Urban Foraging in Copenhagen

This summer, I’ve fallen widely in love with foraging. And there is no better place than Scandinavia to do so. Let me preface this by saying I have two main passions in my life: food and photography. Food is what nourishes me. It’s what I’m most inspired in this world by. It’s what has healed me. I love little more than beautiful vegetables and fruits of all colors, the healing power of wild herbs, the way food brings people together and the depth of color and texture of organic foods grown in a sustainable and loving way. A few years ago, while living in the Pacific Northwest, I took a mushroom foraging workshop in the beautiful Gorge located outside of Portland, Oregon with Wildcraft Studio School, taught by one of my favorite ladies Yellow Eleanor. Since then, I have been so inspired by wild foods and the act of foraging. During my recent trip to Sweden, I spent many of my days walking in the forest, collecting currants, chanterelle mushrooms, bitter greens and blueberries. It was the most meditative and calming experience for me. It grounded me and brought me to a place that felt like a deep, instinctual experience. After leaving Sweden, I craved the grounding and calming properties that foraging provided me with. So I decided to start urban foraging in Copenhagen. And to by surprise, this city has an abundance of wild foods, you just need to open your eyes. August is the perfect month to start urban foraging because there has been plenty of sunlight for lots of the late summer fruits and even early fall fruits to begin ripening. On a simple walk through my neighborhood I’ve found everything from plums, apples and blackberries to bitter dandelion and plantain leaf greens to herbs and edible flowers like oregano, chamomile and rose hip flowers. While berries and fruits are always so fun to forage for, I truly love the bitter greens for my morning smoothies (and no one minds you picking these “weeds.” I thought I’d share some of the best spots to start urban foraging in Copenhagen.

Where To Forage

Østebro is one of the best places to begin foraging for all that I’ve mentioned above. It is easily accessible and close to the center of Copenhagen. It is a bit more spacious than other neighborhoods in the city and that means more space for patches of green. Wander around the train tracks beyond Østerport or around the sea by Svanemøllen. There are a variety of densely green patches between houses in the residential area around there rich with bitter greens, apples and plums.

Amager Fælled is filled with tons of wild food to be foraged. Apples, blackberries, bright orange buckthorn, sea herbs and loads of bitter greens. It’s also such a nice opportunity to get a bit out of the city and spend some time by the sea.

Frederiksberg Garden is mostly filled with a “salad bar” of bitter greens. You can collect enough bitter greens for a weeks long of green smoothies. But beware, there are many bushes that appear to have red currants but are not an edible variety of berries.

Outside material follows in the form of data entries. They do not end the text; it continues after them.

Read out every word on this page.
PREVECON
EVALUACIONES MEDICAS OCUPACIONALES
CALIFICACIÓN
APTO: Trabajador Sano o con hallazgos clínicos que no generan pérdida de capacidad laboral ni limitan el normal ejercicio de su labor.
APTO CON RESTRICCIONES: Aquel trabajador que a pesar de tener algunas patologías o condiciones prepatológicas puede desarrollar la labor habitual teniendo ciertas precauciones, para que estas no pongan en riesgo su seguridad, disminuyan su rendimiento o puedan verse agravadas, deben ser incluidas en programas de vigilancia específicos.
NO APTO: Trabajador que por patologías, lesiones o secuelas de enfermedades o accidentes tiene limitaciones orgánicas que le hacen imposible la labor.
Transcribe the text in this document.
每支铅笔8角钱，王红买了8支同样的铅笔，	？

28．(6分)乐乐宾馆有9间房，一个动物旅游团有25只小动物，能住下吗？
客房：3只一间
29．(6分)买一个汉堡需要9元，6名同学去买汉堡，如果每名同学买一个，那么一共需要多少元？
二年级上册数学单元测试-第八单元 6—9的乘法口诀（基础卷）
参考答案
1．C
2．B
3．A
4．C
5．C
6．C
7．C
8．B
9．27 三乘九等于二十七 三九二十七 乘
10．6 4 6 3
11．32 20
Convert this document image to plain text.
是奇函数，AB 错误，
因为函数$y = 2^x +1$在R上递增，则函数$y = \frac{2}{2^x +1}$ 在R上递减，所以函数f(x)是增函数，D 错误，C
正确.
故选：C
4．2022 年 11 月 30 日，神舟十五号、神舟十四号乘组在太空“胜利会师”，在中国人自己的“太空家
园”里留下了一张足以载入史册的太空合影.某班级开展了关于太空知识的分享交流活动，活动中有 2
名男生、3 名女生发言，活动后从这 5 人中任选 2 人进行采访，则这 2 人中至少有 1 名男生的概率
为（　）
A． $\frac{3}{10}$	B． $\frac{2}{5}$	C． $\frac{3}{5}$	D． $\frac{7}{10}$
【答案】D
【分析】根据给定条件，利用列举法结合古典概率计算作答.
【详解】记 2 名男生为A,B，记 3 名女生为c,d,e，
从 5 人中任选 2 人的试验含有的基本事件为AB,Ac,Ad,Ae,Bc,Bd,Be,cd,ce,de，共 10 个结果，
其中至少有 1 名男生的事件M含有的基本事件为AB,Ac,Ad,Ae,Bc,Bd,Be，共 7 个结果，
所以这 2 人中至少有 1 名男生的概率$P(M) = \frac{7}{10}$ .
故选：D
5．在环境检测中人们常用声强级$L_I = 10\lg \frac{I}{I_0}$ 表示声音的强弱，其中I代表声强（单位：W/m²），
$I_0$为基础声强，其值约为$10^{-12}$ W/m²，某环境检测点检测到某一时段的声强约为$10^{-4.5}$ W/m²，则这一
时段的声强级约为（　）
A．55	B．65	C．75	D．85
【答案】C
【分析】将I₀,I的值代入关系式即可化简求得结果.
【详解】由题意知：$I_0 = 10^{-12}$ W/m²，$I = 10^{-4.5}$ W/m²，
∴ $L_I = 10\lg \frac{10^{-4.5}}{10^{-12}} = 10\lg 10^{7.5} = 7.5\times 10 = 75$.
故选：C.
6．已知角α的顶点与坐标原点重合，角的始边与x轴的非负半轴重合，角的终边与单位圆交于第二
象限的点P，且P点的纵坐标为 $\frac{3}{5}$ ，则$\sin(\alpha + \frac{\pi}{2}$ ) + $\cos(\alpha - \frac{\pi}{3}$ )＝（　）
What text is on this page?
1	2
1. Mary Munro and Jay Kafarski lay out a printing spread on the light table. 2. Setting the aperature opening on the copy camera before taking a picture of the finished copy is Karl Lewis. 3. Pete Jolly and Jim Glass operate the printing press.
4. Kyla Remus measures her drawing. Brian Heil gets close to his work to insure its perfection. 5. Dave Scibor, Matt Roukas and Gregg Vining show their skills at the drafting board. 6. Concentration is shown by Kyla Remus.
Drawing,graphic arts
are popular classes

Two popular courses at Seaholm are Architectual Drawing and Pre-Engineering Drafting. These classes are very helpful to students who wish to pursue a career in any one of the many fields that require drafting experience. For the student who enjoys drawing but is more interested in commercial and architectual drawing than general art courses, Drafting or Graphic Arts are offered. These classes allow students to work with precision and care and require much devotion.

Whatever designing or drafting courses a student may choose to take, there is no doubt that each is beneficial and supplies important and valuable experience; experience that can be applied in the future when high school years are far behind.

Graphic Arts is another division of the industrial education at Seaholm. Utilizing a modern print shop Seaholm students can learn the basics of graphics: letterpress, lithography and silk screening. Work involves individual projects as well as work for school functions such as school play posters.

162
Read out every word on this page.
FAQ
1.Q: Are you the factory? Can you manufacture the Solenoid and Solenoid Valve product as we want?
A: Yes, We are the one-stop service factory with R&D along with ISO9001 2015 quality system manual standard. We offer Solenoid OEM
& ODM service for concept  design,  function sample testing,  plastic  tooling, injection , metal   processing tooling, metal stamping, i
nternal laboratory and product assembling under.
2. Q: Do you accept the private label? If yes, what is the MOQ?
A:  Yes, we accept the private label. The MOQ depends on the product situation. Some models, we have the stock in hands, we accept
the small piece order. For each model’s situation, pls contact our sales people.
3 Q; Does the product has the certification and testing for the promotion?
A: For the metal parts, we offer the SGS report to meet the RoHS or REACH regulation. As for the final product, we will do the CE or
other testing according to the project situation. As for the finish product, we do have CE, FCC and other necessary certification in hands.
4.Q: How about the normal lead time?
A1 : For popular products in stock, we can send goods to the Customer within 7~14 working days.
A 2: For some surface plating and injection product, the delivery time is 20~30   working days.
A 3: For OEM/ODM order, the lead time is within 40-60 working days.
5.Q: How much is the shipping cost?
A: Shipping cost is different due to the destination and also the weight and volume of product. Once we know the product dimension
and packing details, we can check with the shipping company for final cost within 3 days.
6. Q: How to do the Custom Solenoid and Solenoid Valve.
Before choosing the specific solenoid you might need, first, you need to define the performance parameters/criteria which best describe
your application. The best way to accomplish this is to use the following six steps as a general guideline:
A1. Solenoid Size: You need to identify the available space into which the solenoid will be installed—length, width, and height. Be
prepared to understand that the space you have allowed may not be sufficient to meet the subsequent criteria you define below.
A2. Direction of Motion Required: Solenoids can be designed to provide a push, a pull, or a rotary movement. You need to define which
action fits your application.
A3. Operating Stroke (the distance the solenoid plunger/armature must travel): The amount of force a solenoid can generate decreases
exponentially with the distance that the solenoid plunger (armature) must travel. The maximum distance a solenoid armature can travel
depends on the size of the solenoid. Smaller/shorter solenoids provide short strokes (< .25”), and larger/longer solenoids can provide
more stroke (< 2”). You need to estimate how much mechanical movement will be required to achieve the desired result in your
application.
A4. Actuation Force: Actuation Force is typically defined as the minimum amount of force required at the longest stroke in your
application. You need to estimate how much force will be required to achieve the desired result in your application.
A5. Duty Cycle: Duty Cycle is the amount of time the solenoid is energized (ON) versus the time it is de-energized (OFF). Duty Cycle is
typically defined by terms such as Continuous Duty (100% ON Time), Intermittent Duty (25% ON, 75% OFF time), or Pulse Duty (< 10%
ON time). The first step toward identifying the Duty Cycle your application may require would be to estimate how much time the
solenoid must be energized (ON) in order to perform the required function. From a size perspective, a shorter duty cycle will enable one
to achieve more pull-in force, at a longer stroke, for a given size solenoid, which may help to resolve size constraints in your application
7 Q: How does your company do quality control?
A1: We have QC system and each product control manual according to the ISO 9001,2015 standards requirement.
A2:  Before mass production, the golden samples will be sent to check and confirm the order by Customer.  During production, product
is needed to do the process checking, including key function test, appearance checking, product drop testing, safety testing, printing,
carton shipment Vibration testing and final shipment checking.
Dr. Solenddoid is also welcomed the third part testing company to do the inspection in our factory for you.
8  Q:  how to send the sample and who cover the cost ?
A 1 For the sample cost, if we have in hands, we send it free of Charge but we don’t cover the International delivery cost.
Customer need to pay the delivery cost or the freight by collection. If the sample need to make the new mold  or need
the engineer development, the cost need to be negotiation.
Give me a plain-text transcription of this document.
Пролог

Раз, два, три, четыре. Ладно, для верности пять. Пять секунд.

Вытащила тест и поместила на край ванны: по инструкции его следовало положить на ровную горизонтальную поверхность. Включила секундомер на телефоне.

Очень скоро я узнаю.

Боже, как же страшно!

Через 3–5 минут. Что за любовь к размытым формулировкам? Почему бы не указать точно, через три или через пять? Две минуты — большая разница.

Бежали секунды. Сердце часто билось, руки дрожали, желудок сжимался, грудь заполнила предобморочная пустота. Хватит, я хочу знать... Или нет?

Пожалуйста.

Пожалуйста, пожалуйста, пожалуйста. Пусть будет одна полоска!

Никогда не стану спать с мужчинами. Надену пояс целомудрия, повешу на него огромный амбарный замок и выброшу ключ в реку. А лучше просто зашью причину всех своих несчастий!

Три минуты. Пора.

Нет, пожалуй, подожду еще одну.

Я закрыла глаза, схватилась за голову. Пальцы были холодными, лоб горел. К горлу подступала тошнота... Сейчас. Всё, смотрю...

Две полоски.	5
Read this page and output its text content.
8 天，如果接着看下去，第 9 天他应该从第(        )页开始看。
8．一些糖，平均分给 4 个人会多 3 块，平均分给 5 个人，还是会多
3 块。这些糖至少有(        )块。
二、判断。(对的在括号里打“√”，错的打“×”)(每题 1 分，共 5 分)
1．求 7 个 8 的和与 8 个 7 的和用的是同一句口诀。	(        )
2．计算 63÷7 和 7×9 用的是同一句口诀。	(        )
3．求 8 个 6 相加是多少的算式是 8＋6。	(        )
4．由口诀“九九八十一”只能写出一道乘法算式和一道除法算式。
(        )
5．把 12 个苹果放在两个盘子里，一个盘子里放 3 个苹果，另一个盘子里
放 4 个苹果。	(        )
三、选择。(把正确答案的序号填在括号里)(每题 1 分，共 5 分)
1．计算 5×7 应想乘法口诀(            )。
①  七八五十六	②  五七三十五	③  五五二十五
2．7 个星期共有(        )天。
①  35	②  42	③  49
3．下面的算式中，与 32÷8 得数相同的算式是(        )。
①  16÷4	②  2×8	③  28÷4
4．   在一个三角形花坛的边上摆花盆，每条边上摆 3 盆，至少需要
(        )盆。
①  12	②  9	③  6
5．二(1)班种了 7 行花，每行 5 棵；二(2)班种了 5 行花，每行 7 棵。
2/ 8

Frederiksberg is another neighborhood that is filled with a variety of amazing wild foods like apples, blackberries, wild herbs and edible flowers. I love snagging some “rail road worker’s roses” to put on top of salads. But take care here to only take a few things as these are often part of someone’s property.

Those four places should get you on your way to some light foraging. One thing I should mention is to take care when foraging. Always be able to identify 2-3 things really, really well before you go out foraging. For example, when I go mushroom foraging, I generally go after three varieties that I know are completely safe, are easy to identify and hard to mistake. Anything beyond what I find is fun to try and identify back home but I never eat something unless I know that is one hundred percent safe. Also, always leave some behind for other foragers. It’s not cool or nice etiquette to take every single last berry from a bush. Take only what you need. Also, don’t pick things that aren’t ripe just for the sake of increasing the volume for foraged goods. I know this can be tempting as it’s kind of like a treasure hunt to pick as much as possible. But picking berries before their prime to have a big volume isn’t that great when you actually get home and realize they didn’t reach their potential. Also, to keep up to date with things that are in season in Denmark, I love to follow Noma forager Michael Fitzner. As any wise forager does, he keeps his locations to himself, but shares nice grams of his bounty for the Noma kitchen. If you have any other suggestions of where to forage in Copenhagen, I’d love to hear your favorite spots!